The mutual fund industry in Canada is very successful. Total assets under administration exceed $1.3 trillion and 4.9 million households are owners of mutual funds. In a recent survey, 87% of Canadians said they have greater confidence in mutual funds than other investment choices.
What Canadians don’t realize is the significant cost they bear by owning mutual funds. The average cost of owning a mutual fund investment in Canada is 2.2%. Therefore, if you invest $100,000 in a mutual fund, you pay $2,200 per year for the privilege. This amount is taken out of the value of the fund on a daily basis by the fund manager. He then uses these amounts to pay himself, fund expenses such as trading costs and custodian fees and trailer commissions to your bank of financial advisor.
Furthermore, when you make your initial investment, you may be charged an up front commission of up to 5%. Your advisor will often recommend that you choose a deferred service charge option, which has 0% commission. The fund will still pay a commission of 5% to your advisor but you only get charged if you withdraw your money before 7 years.

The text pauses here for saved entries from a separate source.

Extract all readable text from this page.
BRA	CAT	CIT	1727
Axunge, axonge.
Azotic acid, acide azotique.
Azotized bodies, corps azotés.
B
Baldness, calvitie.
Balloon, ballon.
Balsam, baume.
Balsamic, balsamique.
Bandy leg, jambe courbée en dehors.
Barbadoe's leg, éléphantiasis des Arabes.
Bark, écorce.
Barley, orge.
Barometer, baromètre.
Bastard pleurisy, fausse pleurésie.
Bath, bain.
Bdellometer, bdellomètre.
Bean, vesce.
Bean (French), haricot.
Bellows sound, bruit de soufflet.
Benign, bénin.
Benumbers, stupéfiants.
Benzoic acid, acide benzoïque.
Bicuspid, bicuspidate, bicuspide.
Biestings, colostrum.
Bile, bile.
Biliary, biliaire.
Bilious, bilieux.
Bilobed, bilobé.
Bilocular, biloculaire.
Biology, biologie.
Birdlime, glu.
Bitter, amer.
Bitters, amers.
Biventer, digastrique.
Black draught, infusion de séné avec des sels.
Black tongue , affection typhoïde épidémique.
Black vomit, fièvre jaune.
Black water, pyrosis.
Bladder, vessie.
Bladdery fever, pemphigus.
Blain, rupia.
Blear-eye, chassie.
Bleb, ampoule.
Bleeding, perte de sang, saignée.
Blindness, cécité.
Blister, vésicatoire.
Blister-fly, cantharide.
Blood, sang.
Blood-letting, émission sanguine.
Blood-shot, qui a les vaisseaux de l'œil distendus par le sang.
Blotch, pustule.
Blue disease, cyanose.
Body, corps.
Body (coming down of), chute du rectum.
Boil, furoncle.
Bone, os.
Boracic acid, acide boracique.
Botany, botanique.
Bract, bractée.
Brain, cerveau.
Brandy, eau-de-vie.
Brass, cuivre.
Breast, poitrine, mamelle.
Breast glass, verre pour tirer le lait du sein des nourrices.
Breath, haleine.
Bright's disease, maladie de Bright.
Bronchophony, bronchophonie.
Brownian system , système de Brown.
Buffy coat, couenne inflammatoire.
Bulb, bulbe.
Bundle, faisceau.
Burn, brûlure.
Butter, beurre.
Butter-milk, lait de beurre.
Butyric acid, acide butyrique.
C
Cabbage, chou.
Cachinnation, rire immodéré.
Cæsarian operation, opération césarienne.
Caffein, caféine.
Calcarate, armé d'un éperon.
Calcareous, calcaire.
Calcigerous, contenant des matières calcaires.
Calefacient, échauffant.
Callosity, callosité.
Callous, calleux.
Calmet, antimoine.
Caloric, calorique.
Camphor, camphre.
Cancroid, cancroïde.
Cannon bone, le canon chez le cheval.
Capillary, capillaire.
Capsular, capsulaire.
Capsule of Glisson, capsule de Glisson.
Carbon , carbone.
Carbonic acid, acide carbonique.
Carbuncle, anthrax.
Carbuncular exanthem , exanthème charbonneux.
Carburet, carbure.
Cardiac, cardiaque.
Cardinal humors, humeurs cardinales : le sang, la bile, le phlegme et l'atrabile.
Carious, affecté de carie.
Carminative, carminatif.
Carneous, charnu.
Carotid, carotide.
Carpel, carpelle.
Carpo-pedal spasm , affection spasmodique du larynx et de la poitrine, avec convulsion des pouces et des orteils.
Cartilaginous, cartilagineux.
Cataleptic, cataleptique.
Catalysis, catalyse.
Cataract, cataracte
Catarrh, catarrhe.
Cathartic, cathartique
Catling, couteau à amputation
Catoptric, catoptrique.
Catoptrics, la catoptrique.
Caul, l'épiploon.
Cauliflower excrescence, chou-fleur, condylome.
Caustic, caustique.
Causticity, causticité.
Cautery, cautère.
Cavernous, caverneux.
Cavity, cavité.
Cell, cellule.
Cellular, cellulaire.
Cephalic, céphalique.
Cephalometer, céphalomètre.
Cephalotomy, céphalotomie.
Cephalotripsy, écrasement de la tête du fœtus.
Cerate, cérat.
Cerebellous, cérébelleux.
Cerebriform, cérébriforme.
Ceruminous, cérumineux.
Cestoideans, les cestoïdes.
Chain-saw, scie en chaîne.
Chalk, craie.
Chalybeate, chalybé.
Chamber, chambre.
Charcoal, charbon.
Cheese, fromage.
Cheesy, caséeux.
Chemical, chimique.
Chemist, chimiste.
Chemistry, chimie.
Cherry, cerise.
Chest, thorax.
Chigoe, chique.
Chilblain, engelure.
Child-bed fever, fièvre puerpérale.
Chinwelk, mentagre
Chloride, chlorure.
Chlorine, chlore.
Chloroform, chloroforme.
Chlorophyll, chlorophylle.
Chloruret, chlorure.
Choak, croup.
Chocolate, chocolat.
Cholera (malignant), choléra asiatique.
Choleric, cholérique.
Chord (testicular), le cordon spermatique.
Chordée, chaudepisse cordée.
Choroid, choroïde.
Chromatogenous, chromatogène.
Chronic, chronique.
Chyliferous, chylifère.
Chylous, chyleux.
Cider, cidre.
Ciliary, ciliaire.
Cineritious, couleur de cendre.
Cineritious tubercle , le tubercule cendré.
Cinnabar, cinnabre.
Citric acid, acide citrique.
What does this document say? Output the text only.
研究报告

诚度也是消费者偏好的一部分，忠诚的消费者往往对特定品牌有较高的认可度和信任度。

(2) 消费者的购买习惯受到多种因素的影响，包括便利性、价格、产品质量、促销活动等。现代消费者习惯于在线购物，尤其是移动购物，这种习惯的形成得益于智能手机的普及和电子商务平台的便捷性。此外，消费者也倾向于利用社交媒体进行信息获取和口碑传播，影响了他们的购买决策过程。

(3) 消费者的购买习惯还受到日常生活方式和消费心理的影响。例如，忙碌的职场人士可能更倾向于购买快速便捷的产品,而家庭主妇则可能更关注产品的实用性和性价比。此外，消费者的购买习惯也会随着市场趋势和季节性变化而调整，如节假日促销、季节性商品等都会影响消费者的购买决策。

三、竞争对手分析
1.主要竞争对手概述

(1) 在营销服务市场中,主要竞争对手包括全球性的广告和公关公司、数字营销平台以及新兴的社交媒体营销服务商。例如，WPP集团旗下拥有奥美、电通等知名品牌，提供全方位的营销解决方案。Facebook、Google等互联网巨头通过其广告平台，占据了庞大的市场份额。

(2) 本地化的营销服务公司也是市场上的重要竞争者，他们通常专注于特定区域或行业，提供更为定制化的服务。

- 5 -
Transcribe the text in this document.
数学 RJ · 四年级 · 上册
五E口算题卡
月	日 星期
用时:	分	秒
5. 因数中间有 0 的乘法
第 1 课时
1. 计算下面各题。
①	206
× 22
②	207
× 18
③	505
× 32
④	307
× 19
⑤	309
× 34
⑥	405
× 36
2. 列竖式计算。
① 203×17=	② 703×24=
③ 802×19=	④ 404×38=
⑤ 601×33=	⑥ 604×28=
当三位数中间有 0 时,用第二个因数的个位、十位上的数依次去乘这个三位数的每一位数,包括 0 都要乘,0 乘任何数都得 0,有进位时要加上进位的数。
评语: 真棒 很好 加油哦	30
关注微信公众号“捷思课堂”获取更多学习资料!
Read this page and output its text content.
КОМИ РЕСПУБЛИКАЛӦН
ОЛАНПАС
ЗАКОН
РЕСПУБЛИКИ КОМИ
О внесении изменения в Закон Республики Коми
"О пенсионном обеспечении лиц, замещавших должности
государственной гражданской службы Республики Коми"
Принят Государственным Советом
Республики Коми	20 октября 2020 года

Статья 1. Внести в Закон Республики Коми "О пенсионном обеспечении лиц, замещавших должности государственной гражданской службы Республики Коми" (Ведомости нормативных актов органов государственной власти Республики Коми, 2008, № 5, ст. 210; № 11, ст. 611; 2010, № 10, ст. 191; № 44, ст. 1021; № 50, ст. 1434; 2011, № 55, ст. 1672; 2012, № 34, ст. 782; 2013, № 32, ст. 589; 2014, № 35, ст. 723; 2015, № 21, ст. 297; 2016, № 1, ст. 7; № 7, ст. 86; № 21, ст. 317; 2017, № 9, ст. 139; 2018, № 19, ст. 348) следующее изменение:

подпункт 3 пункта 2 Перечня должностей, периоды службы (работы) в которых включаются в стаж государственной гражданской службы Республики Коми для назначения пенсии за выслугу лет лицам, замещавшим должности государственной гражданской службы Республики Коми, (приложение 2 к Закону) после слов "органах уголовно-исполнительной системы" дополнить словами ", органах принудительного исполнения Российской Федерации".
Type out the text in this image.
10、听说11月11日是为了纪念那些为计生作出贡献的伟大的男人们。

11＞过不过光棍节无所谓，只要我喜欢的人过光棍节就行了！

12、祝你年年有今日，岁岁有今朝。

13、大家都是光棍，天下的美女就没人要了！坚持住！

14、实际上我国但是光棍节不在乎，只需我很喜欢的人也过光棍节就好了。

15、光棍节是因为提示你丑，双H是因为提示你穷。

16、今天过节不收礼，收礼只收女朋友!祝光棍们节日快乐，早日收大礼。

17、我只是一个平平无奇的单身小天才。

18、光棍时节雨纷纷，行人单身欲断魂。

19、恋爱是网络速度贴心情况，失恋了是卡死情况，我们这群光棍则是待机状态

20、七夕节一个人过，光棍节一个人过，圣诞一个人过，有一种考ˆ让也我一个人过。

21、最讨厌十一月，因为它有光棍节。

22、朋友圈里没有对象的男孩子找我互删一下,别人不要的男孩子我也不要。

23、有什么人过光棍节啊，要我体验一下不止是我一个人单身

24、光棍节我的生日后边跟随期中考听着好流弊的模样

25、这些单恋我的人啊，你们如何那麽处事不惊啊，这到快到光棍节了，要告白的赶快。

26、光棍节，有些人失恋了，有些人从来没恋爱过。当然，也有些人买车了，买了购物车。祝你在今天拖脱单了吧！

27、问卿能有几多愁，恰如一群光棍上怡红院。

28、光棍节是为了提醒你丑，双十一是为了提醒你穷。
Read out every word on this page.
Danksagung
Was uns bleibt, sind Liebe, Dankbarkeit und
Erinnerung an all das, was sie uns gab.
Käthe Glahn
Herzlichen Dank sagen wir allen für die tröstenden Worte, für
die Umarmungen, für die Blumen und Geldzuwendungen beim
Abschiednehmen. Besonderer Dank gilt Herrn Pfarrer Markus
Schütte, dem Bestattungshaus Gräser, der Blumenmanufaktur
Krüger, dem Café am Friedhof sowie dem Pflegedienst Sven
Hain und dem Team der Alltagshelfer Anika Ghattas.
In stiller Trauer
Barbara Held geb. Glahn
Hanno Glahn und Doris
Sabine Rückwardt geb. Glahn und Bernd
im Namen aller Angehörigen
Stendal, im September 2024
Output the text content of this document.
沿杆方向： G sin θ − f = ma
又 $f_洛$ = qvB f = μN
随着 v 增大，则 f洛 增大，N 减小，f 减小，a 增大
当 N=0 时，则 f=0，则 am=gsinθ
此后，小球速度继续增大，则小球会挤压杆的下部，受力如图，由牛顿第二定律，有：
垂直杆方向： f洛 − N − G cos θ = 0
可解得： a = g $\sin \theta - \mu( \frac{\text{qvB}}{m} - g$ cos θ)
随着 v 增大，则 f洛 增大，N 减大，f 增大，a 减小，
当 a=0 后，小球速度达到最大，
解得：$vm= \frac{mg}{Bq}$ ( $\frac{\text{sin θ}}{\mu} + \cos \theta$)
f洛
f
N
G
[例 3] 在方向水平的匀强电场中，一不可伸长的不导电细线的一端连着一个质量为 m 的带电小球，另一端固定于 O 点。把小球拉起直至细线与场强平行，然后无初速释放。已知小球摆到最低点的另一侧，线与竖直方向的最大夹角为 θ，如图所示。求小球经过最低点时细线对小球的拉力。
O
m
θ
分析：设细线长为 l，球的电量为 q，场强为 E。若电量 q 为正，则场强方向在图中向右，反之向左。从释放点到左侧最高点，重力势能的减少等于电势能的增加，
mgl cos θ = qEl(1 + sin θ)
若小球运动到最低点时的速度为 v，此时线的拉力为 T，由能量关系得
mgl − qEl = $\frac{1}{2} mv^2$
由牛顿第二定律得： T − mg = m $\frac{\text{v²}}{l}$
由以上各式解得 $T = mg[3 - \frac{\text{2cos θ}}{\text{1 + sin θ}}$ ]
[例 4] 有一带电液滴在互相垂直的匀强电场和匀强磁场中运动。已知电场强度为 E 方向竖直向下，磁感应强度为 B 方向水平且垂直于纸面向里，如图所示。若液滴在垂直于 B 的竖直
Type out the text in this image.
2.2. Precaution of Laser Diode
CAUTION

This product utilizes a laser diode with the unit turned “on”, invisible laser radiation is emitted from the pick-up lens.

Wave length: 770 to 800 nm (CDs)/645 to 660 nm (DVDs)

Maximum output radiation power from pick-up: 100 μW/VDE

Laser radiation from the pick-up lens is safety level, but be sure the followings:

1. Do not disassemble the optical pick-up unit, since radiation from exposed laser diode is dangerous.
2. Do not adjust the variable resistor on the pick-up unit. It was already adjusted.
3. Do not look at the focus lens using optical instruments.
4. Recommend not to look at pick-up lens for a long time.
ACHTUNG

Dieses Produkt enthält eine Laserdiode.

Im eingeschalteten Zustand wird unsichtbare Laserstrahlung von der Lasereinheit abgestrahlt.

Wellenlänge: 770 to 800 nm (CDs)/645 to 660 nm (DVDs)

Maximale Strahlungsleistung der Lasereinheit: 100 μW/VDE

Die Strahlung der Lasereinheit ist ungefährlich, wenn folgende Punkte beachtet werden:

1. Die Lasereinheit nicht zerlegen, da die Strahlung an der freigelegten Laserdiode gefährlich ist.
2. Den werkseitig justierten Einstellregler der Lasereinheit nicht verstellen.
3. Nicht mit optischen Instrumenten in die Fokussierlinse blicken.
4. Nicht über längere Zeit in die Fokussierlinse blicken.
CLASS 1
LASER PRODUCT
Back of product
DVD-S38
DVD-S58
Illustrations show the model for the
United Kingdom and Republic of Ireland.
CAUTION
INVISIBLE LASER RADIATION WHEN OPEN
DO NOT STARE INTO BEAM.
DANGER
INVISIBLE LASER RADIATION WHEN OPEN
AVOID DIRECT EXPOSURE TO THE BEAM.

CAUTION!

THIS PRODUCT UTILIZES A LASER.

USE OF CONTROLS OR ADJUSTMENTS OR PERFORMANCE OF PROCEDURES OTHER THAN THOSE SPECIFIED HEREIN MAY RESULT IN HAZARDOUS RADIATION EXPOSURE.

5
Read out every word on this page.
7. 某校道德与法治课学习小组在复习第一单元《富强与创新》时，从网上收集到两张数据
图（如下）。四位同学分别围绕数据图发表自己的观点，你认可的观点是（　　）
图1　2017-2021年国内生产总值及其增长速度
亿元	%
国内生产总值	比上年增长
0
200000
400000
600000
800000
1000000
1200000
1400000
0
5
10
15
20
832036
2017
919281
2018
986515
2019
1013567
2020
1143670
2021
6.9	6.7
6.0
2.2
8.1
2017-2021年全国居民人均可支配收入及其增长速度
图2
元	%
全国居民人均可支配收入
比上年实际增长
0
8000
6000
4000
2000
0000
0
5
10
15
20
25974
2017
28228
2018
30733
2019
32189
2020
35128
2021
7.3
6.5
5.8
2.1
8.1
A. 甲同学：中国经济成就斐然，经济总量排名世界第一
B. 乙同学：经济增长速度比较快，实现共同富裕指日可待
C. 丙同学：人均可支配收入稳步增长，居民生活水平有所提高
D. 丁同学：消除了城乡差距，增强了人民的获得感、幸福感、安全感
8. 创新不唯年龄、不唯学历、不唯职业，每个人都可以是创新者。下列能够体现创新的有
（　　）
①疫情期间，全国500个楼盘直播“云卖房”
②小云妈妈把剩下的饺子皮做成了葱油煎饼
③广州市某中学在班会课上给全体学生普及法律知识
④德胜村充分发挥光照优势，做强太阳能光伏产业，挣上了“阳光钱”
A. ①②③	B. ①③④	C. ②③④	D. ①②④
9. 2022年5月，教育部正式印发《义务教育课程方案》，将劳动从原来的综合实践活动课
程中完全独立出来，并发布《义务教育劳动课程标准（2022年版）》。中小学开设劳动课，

The financial market has evolved and there are now funds that are sensitive to the excessive fees charged to investors. Some fund managers offer F-class shares, which do not pay trailer fees. This saves investors 1% per year. New funds are merging which invest in the market using Exchange Traded Funds, which significantly reduces the cost of managing the fund. The result is management expense ratios of 0.5% instead of 2.2%.
Ask you advisor how much he is being paid on your mutual fund investments. Ask how much you will be charged if you choose to sell the fund over a period of time. Finally, explore more cost effective strategies that will give you the same market exposure and lower costs. It’s your money. You should keep it.